Se recompuso a tiempo de ver como Paca y Lina daban los últimos toques a la comida. Los cochinos enfriaban colgados en el patio, y el tío Fuco mandaba callar a los perros, que tuvieron que encerrar en la leñera, y que no paraban de ladrar excitados por el olor de la carne y la sangre.


Les llevó unas toallas a los hombres, que se lavaban en el patio en una palangana. El mozo se quedaba también a comer.

− ¡Buen ayudante te has agenciado, Eladio! –comentó el tío Enrique, y ella estuvo segura de que lo había dicho con intención.

− ¡Lástima que no quiera aprender el oficio –se lamentó el matarife−, tiene buenas manos y mejor ojo!

− ¿Tú no conocías a Santiago, verdad? Es el ahijado de Eladio.

− Hijo de mi prima Engracia− apuntó el hombre−. Siempre nos hemos llevado muy bien, es mi única prima. Pero este mozo no quiere seguir la tradición. Trabaja en una serrería.

Tuvo la impresión de que todos la miraban menos él.
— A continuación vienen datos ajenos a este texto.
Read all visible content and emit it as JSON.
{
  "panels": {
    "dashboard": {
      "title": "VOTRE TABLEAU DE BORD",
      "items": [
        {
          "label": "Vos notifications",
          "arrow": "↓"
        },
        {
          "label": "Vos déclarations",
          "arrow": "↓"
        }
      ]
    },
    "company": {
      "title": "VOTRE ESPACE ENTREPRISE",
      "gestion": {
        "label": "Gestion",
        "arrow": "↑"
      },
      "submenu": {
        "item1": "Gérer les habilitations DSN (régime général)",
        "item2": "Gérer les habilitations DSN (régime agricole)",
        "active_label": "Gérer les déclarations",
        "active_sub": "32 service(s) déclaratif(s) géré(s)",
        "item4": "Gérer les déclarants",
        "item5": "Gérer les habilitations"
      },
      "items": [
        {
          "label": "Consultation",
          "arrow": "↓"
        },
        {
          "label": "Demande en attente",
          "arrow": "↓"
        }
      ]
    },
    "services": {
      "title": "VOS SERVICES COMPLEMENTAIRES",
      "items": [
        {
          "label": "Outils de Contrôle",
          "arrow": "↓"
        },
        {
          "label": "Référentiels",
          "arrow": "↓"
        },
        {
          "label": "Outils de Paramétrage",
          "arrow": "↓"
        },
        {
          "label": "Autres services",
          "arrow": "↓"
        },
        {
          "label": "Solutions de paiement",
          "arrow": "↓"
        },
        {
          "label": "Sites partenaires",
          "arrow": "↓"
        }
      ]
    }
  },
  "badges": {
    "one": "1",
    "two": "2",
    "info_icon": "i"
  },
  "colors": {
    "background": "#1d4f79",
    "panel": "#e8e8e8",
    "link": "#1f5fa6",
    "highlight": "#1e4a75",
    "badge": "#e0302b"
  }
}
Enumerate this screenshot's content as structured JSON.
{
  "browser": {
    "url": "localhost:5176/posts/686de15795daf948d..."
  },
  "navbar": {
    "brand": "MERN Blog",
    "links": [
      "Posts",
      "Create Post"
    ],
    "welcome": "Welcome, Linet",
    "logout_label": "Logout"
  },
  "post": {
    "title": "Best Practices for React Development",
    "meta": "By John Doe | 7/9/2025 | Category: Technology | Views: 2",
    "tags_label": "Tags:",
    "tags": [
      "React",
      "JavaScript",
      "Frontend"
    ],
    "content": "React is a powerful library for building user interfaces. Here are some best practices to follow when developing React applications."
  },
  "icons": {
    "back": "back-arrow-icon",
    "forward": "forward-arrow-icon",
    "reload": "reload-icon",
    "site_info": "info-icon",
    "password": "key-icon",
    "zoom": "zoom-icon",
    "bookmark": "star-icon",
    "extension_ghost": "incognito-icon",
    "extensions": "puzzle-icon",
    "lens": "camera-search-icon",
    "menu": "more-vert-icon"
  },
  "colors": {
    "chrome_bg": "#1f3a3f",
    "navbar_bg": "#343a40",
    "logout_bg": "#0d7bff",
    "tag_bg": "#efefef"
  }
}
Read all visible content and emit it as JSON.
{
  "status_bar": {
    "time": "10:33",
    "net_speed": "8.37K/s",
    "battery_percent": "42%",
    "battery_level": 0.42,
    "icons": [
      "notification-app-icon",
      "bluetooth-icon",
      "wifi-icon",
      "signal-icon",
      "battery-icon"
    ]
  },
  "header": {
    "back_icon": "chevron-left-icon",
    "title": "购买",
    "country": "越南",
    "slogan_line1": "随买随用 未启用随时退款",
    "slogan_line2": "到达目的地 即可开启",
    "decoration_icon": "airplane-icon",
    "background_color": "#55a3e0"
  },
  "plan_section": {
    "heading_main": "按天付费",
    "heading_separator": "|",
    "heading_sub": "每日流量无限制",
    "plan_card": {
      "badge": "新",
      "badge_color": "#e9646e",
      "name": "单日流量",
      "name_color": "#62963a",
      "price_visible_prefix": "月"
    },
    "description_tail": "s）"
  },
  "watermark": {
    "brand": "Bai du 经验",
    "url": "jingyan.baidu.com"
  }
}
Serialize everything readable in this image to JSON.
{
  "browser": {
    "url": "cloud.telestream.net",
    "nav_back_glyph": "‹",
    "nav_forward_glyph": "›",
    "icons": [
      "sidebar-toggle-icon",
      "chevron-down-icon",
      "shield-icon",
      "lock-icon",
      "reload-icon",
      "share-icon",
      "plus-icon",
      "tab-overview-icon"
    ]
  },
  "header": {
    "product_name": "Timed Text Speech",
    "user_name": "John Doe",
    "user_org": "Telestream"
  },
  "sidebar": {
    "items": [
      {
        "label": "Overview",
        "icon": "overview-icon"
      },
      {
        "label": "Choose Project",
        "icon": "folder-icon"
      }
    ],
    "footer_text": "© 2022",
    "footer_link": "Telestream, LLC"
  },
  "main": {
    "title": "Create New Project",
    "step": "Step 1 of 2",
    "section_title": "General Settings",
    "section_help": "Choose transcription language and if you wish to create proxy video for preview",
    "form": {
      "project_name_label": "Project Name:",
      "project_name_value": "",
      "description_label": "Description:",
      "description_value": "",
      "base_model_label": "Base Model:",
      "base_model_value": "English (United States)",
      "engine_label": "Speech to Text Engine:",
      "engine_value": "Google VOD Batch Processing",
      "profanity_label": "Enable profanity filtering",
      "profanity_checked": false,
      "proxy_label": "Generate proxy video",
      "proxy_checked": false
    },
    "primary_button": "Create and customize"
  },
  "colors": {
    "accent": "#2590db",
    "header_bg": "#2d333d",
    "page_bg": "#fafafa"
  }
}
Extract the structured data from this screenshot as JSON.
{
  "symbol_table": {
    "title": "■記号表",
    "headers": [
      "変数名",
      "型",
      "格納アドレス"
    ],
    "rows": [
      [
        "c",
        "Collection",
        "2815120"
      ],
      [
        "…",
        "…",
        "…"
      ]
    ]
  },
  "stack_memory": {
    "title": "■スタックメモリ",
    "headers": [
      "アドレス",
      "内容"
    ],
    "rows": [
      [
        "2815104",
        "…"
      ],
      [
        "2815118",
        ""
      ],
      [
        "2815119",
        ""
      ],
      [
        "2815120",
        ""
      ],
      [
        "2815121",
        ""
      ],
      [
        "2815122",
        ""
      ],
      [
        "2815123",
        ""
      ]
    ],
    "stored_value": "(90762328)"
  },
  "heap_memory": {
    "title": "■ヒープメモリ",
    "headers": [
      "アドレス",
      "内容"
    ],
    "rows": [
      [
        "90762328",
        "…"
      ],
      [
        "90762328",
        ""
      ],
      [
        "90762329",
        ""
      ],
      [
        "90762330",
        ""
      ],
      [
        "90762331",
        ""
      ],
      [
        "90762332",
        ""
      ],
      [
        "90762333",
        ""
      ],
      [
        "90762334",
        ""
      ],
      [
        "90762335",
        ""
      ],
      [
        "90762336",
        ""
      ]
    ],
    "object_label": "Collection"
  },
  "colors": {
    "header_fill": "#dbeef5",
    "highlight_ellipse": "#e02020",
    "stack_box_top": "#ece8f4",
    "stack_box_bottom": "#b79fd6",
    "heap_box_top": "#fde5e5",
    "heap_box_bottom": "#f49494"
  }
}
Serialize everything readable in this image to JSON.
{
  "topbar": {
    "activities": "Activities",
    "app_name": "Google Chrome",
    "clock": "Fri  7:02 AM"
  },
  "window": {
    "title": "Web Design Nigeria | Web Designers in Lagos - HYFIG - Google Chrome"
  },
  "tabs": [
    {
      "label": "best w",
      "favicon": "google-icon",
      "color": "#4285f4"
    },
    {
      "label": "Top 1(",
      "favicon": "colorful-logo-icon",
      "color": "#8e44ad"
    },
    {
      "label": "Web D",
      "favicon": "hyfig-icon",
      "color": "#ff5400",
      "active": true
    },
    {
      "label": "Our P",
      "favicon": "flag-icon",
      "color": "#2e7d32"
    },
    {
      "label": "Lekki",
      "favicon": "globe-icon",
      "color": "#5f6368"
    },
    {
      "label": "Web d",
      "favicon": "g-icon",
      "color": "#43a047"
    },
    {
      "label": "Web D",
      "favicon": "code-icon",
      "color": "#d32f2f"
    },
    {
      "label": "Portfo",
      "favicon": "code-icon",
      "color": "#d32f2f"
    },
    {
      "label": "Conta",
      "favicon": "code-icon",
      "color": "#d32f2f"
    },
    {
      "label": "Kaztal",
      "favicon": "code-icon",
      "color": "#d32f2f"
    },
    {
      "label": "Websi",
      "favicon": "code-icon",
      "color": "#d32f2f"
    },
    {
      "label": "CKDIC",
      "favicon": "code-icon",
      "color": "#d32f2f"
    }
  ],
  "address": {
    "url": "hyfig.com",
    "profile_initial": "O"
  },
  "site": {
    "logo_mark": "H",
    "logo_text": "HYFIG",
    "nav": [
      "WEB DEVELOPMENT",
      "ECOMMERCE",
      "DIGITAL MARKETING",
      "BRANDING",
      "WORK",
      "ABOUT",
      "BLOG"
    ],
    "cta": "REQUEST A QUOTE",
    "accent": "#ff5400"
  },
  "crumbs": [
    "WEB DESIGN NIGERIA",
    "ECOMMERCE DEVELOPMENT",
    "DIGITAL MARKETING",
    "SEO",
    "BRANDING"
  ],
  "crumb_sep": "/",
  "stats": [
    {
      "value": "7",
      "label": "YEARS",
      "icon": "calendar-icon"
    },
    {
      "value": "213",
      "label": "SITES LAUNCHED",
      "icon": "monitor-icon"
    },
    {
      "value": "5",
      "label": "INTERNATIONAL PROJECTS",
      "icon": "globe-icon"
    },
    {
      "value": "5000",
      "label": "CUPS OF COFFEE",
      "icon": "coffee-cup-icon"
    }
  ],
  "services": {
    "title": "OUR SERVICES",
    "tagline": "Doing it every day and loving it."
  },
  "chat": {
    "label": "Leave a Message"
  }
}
− Bueno, cortar madera y cochinos no debe ser muy diferente ¿o sí? ¿Te gusta la madera?

Él  la miró un segundo desconcertado y frunció el ceño.

− Soy contable.

Todos rieron atacando los trozos de bacalao y las patatas cocidas, y ella se ruborizó hasta las raíces del pelo.

− ¡Ah!

No dijo nada más. ¡Maldito el montañés! ¿Por qué se sentía incómoda?

− El chico ha salido listo, ha estudiado en el Seminario, pero no quiere hacerse cura ¡vete a saber por qué! –el “tío” Eladio la miró jocoso y ella volvió a ruborizarse. ¡Por Dios! ¿Pero qué le estaba pasando? Se levantó de la mesa con la excusa de acercar otra botella de vino y descubrió que el mozo aún estaba más ceñudo que antes. 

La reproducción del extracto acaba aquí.